Koreanisches Make-up: Wenn wir über K-Beauty Make-up sprechen, denken wir als aller Erstes an Dewy Skin. Ein ebener Teint mit gesundem Glow ist ein absolutes Muss für Koreanerinnen. Um das zu erreichen gibt es die verschiedensten Produkte: von Glow Foundations, zu sanften Highlightern und dewy Gesichtssprays. Auf den Augen kommt der Puppy Eyeliner (= im Gegensatz zum Cat Eyeliner wird hier der Lidstrich nicht nach oben sondern nach unten gezogen). Dazu geradlinige und volle Augenbrauen. Und nicht zu vergessen, das „aegyo-sal“ (= Fetttaschen unter den Augen, die einen jünger aussehen lassen) wird mit etwas Contouring Puder betont. Auf die Lippen kommt der charakteristische Ombré Look, der mithilfe von Lip Tints erreicht wird. Als letzter Touch werden gerne die Konturen der Nase sowie des Kinns mit Contouring Puder verschärft, denn eine schmale hohe Nase und ein v-förmiges kleines Kinn sind sehr beliebt in Korea. Fertig ist der typische K-Beauty Make-up Look!

 

Jetzt kennst du die Gemeinsamkeiten und Unterschiede zwischen K-Beauty und J-Beauty. Doch die Unterscheidung der beiden Kulturen muss man im Grunde gar nicht so ernst nehmen.
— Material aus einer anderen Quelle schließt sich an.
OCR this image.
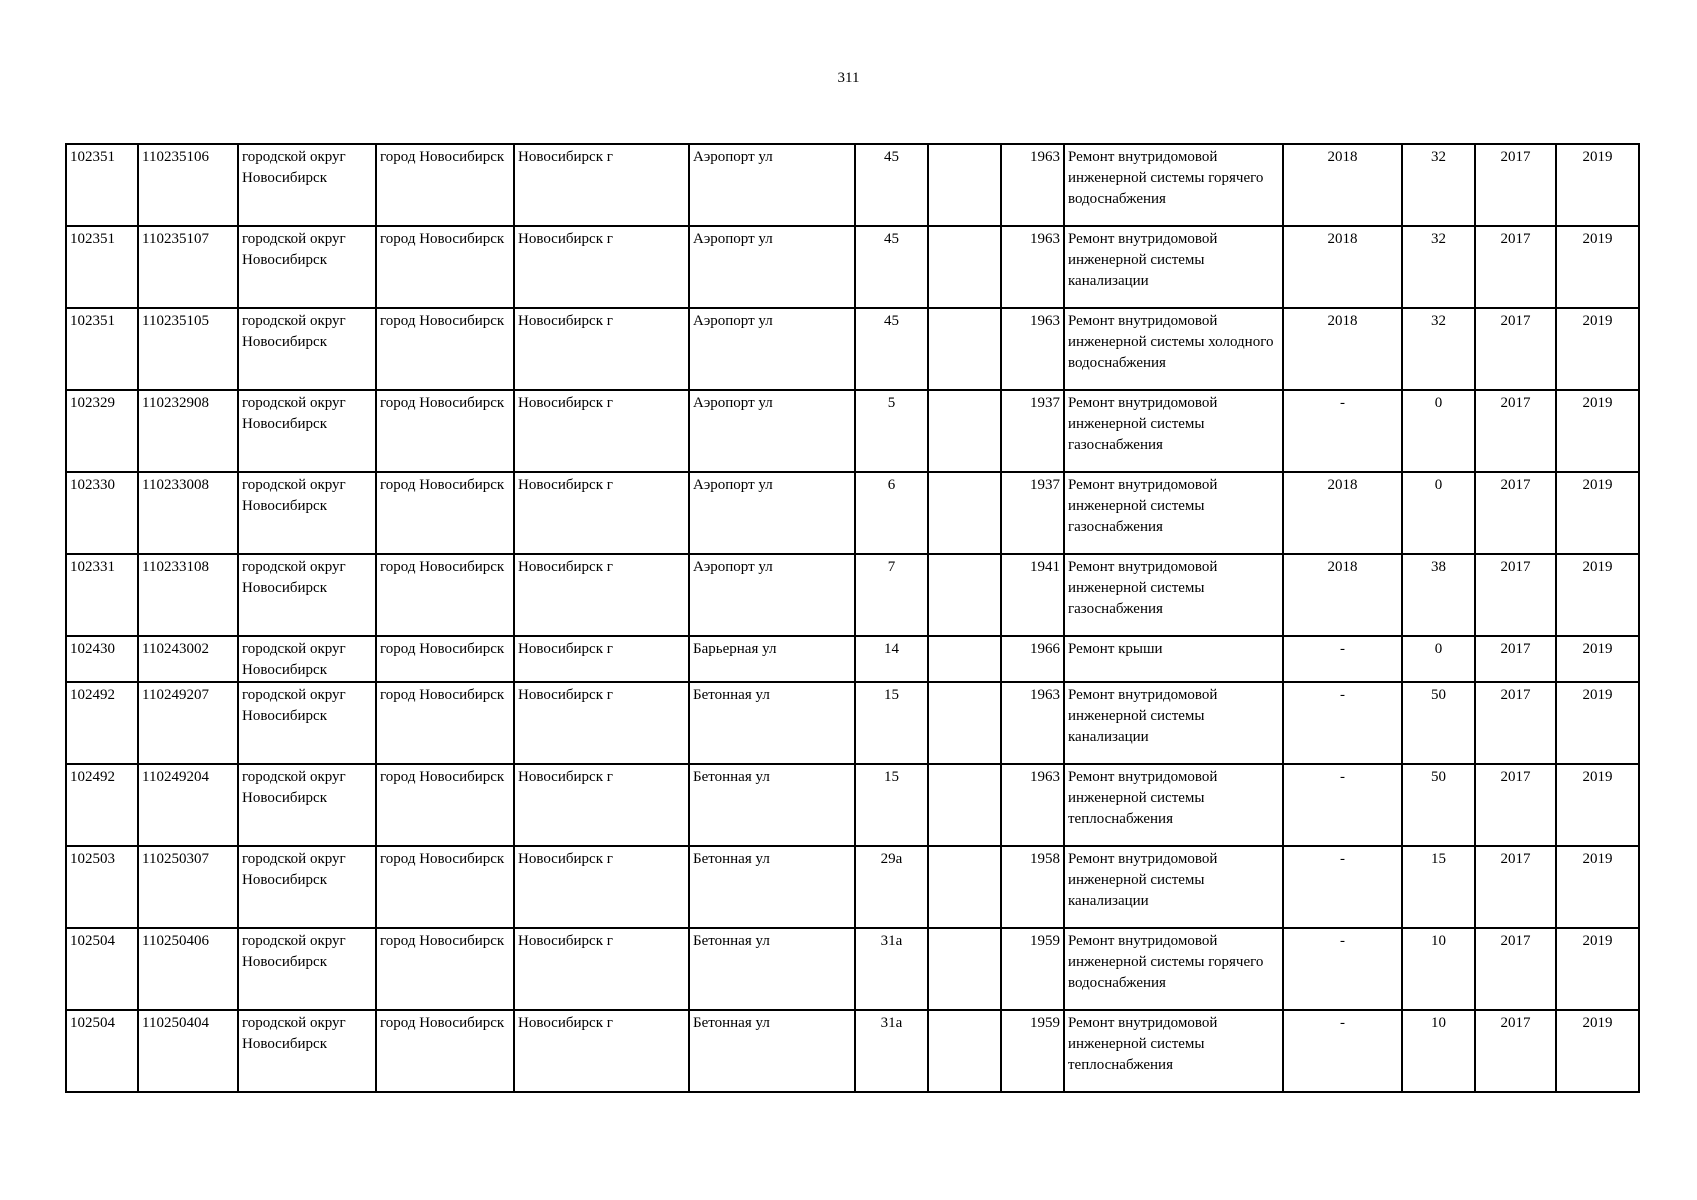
311
102351	110235106	городской округ Новосибирск	город Новосибирск	Новосибирск г	Аэропорт ул	45		1963	Ремонт внутридомовой инженерной системы горячего водоснабжения	2018	32	2017	2019
102351	110235107	городской округ Новосибирск	город Новосибирск	Новосибирск г	Аэропорт ул	45		1963	Ремонт внутридомовой инженерной системы канализации	2018	32	2017	2019
102351	110235105	городской округ Новосибирск	город Новосибирск	Новосибирск г	Аэропорт ул	45		1963	Ремонт внутридомовой инженерной системы холодного водоснабжения	2018	32	2017	2019
102329	110232908	городской округ Новосибирск	город Новосибирск	Новосибирск г	Аэропорт ул	5		1937	Ремонт внутридомовой инженерной системы газоснабжения	-	0	2017	2019
102330	110233008	городской округ Новосибирск	город Новосибирск	Новосибирск г	Аэропорт ул	6		1937	Ремонт внутридомовой инженерной системы газоснабжения	2018	0	2017	2019
102331	110233108	городской округ Новосибирск	город Новосибирск	Новосибирск г	Аэропорт ул	7		1941	Ремонт внутридомовой инженерной системы газоснабжения	2018	38	2017	2019
102430	110243002	городской округ Новосибирск	город Новосибирск	Новосибирск г	Барьерная ул	14		1966	Ремонт крыши	-	0	2017	2019
102492	110249207	городской округ Новосибирск	город Новосибирск	Новосибирск г	Бетонная ул	15		1963	Ремонт внутридомовой инженерной системы канализации	-	50	2017	2019
102492	110249204	городской округ Новосибирск	город Новосибирск	Новосибирск г	Бетонная ул	15		1963	Ремонт внутридомовой инженерной системы теплоснабжения	-	50	2017	2019
102503	110250307	городской округ Новосибирск	город Новосибирск	Новосибирск г	Бетонная ул	29а		1958	Ремонт внутридомовой инженерной системы канализации	-	15	2017	2019
102504	110250406	городской округ Новосибирск	город Новосибирск	Новосибирск г	Бетонная ул	31а		1959	Ремонт внутридомовой инженерной системы горячего водоснабжения	-	10	2017	2019
102504	110250404	городской округ Новосибирск	город Новосибирск	Новосибирск г	Бетонная ул	31а		1959	Ремонт внутридомовой инженерной системы теплоснабжения	-	10	2017	2019
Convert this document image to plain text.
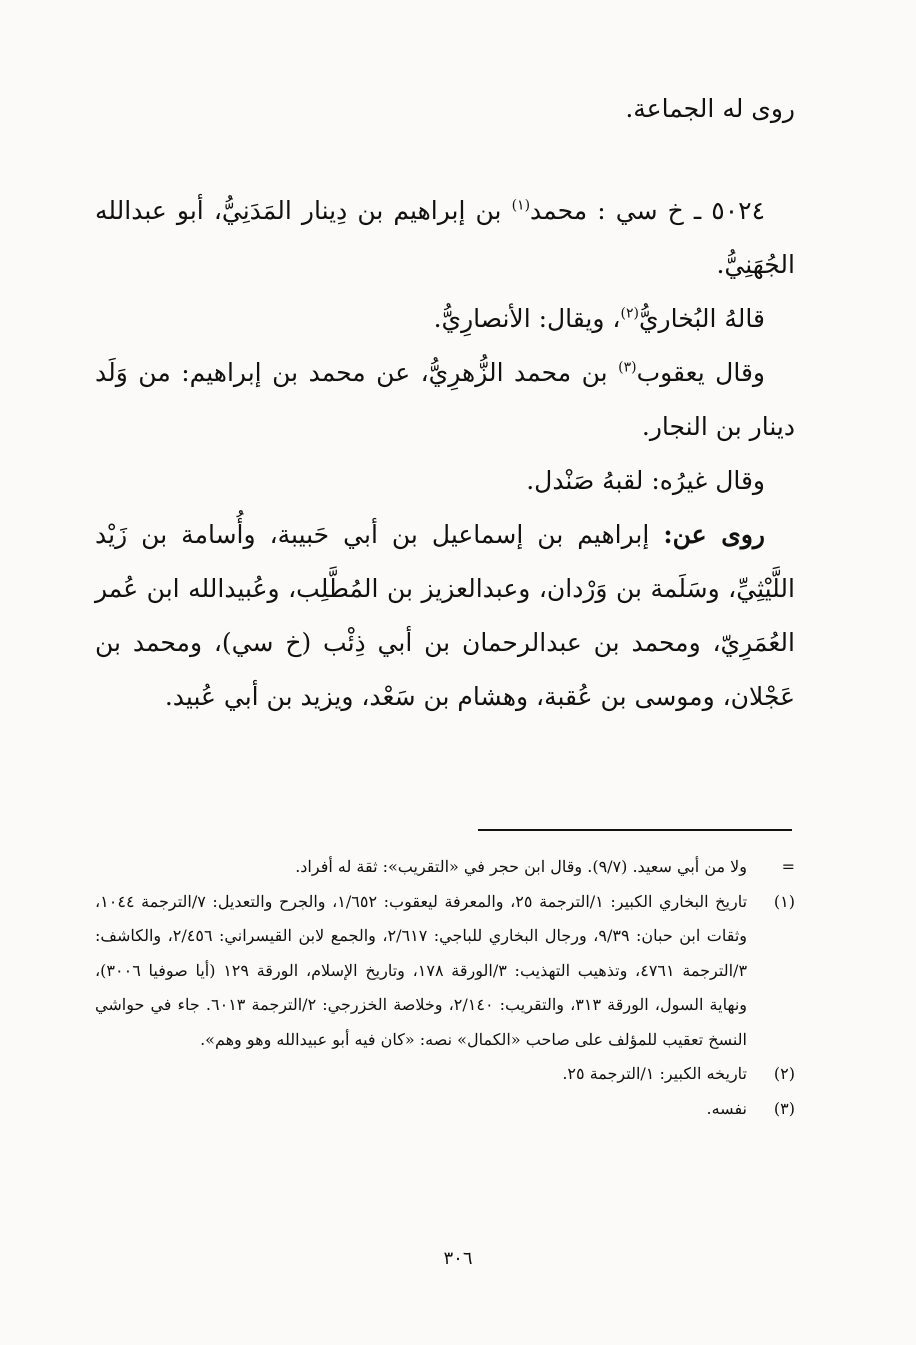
روى له الجماعة.

٥٠٢٤ ـ خ سي : محمد$^{(١)}$ بن إبراهيم بن دِينار المَدَنِيُّ، أبو عبدالله الجُهَنِيُّ.

قالهُ البُخاريُّ$^{(٢)}$، ويقال: الأنصارِيُّ.

وقال يعقوب$^{(٣)}$ بن محمد الزُّهرِيُّ، عن محمد بن إبراهيم: من وَلَد دينار بن النجار.

وقال غيرُه: لقبهُ صَنْدل.

روى عن: إبراهيم بن إسماعيل بن أبي حَبيبة، وأُسامة بن زَيْد اللَّيْثِيِّ، وسَلَمة بن وَرْدان، وعبدالعزيز بن المُطَّلِب، وعُبيدالله ابن عُمر العُمَرِيّ، ومحمد بن عبدالرحمان بن أبي ذِئْب (خ سي)، ومحمد بن عَجْلان، وموسى بن عُقبة، وهشام بن سَعْد، ويزيد بن أبي عُبيد.

=
ولا من أبي سعيد. (٩/٧). وقال ابن حجر في «التقريب»: ثقة له أفراد.
(١)
تاريخ البخاري الكبير: ١/الترجمة ٢٥، والمعرفة ليعقوب: ١/٦٥٢، والجرح والتعديل: ٧/الترجمة ١٠٤٤، وثقات ابن حبان: ٩/٣٩، ورجال البخاري للباجي: ٢/٦١٧، والجمع لابن القيسراني: ٢/٤٥٦، والكاشف: ٣/الترجمة ٤٧٦١، وتذهيب التهذيب: ٣/الورقة ١٧٨، وتاريخ الإسلام، الورقة ١٢٩ (أيا صوفيا ٣٠٠٦)، ونهاية السول، الورقة ٣١٣، والتقريب: ٢/١٤٠، وخلاصة الخزرجي: ٢/الترجمة ٦٠١٣. جاء في حواشي النسخ تعقيب للمؤلف على صاحب «الكمال» نصه: «كان فيه أبو عبيدالله وهو وهم».
(٢)
تاريخه الكبير: ١/الترجمة ٢٥.
(٣)
نفسه.
٣٠٦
Denn ganz oft vermischen sich die beiden Welten. Koreaner schätzen zum Beispiel die Qualität und Wirksamkeit japanischer Augenprodukte (insbesondere Eyeliner, Mascaras und künstliche Wimpern). Gleichermaßen gefallen Japanerinnen koreanische Make-up Styles, die von K-Pop Stars inspiriert sind. Tatsächlich sind K-Pop-Stars in Japan sehr beliebt. Kein Wunder! Viele K-Pop Stars sind nämlich mittlerweile auch in Japan aktiv.

 

Eine große Frage steht noch aus: Was ist denn nun besser – K-Beauty oder J-Beauty – und löst J-Beauty jetzt etwa K-Beauty ab? Wir sagen, es geht hier nicht um einen Wettlauf zwischen den beiden Trends. Daher gibt es unserer Ansicht nach auch keinen Gewinner. Die beiden Trends haben ihren charakteristischen Reiz. Während K-Beauty eine Mischung aus Spaß und Performance ist, steht J-Beauty für Tradition und Eleganz. Und ganz oft vermischen sich Elemente aus beiden Welten, denn Koreaner lassen sich auch von J-Beauty inspirieren und umgekehrt genauso. Abgesehen davon ist es nicht richtig, zu sagen, dass J-Beauty im Vergleich zu K-Beauty „neu“ ist. Beide gab es schon lang bevor wir in Europa sie entdeckt haben – nur wurden wir eben zuerst auf K-Beauty aufmerksam. Dank der ganzen Sheet Masks, BB Creams & Co. Obwohl K-Beauty stets unsere First Love sein wird, fasziniert uns J-Beauty genauso. Hast du einen klaren Favoriten oder geht es dir wie uns?